• Forum de Poésie. Postez vos poèmes, vos commentaires...
    Bienvenue à tous les poètes ! Forum de poésie, où tout le monde peut poster ses poèmes, mettre son avis sur les poèmes des autres et participer aux discussions !

Poème Médico drame

Peniculo

Maître poète
Inscrit
19 Octobre 2018
Messages
3,296
J'aime
5,853
Points
173
Age
85
Localité
Orléans
Je suis
Un homme
Hors ligne
#1
Médico drame



De l’acte médical dont l’utile secours
Se trouve retardé par les cardio-détours !
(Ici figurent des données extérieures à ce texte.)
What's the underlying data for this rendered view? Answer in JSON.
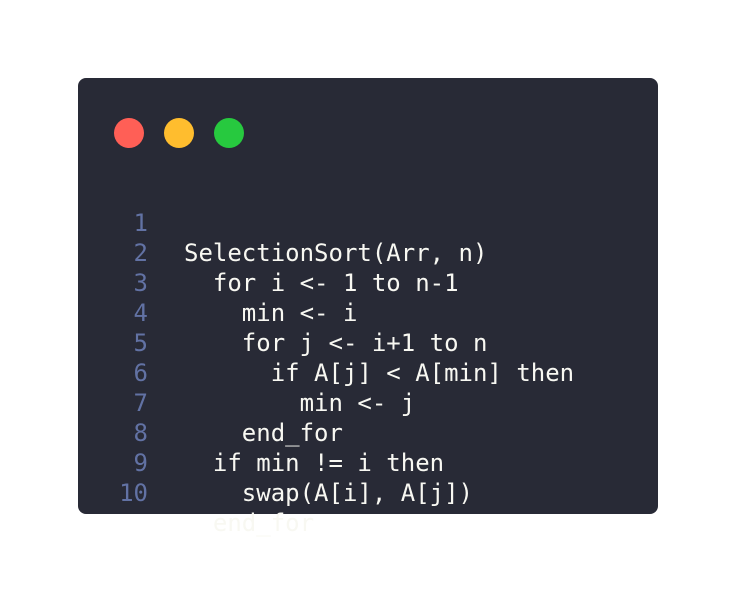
{
  "window": {
    "dots": [
      {
        "name": "close",
        "color": "#ff5f56"
      },
      {
        "name": "minimize",
        "color": "#ffbd2e"
      },
      {
        "name": "zoom",
        "color": "#27c93f"
      }
    ]
  },
  "code": {
    "lines": [
      {
        "number": "1",
        "text": "SelectionSort(Arr, n)"
      },
      {
        "number": "2",
        "text": "  for i <- 1 to n-1"
      },
      {
        "number": "3",
        "text": "    min <- i"
      },
      {
        "number": "4",
        "text": "    for j <- i+1 to n"
      },
      {
        "number": "5",
        "text": "      if A[j] < A[min] then"
      },
      {
        "number": "6",
        "text": "        min <- j"
      },
      {
        "number": "7",
        "text": "    end_for"
      },
      {
        "number": "8",
        "text": "  if min != i then"
      },
      {
        "number": "9",
        "text": "    swap(A[i], A[j])"
      },
      {
        "number": "10",
        "text": "  end_for"
      }
    ]
  }
}
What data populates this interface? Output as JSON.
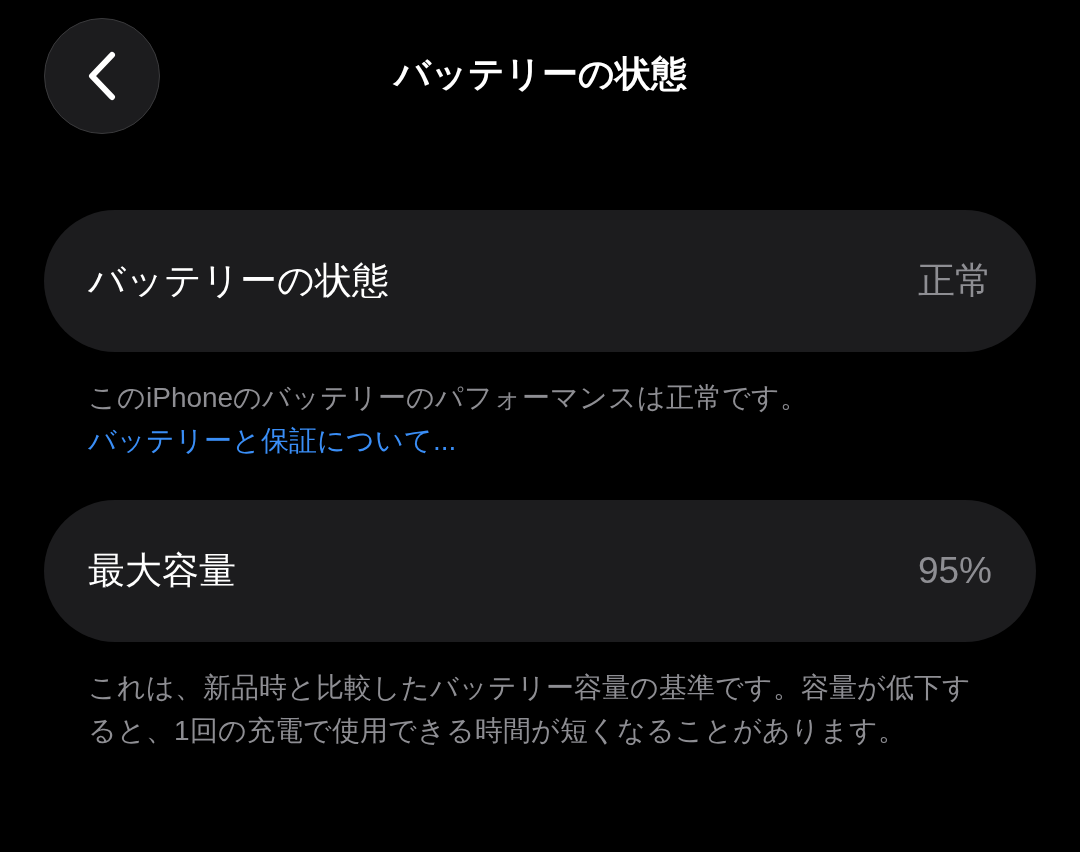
{
  "header": {
    "title": "バッテリーの状態"
  },
  "sections": [
    {
      "label": "バッテリーの状態",
      "value": "正常",
      "footer": {
        "text": "このiPhoneのバッテリーのパフォーマンスは正常です。",
        "link": "バッテリーと保証について..."
      }
    },
    {
      "label": "最大容量",
      "value": "95%",
      "footer": {
        "text": "これは、新品時と比較したバッテリー容量の基準です。容量が低下すると、1回の充電で使用できる時間が短くなることがあります。"
      }
    }
  ]
}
J’étais à l’agonie et vous n’en n'aviez cure
Les vacances négligent des autres les tracas,
Pour me venger j’écris un poème qui dure
Vous le lirez ou non je ne m’en soucie pas


Philosophiquement peut-on rire de tout ?
L’humour est un Janus, tout dépend de la face
Que le sort vous présente au gré du temps qui passe.
Le sourire par moment cesse d’être un atout.

Et pour mieux contrôler les humeurs de l’instant,
Homère de pacotille, à la rime morose,
Je m’en vais essayer de broder sur la chose.
Écrire est un moyen d’être, à tout, résistant.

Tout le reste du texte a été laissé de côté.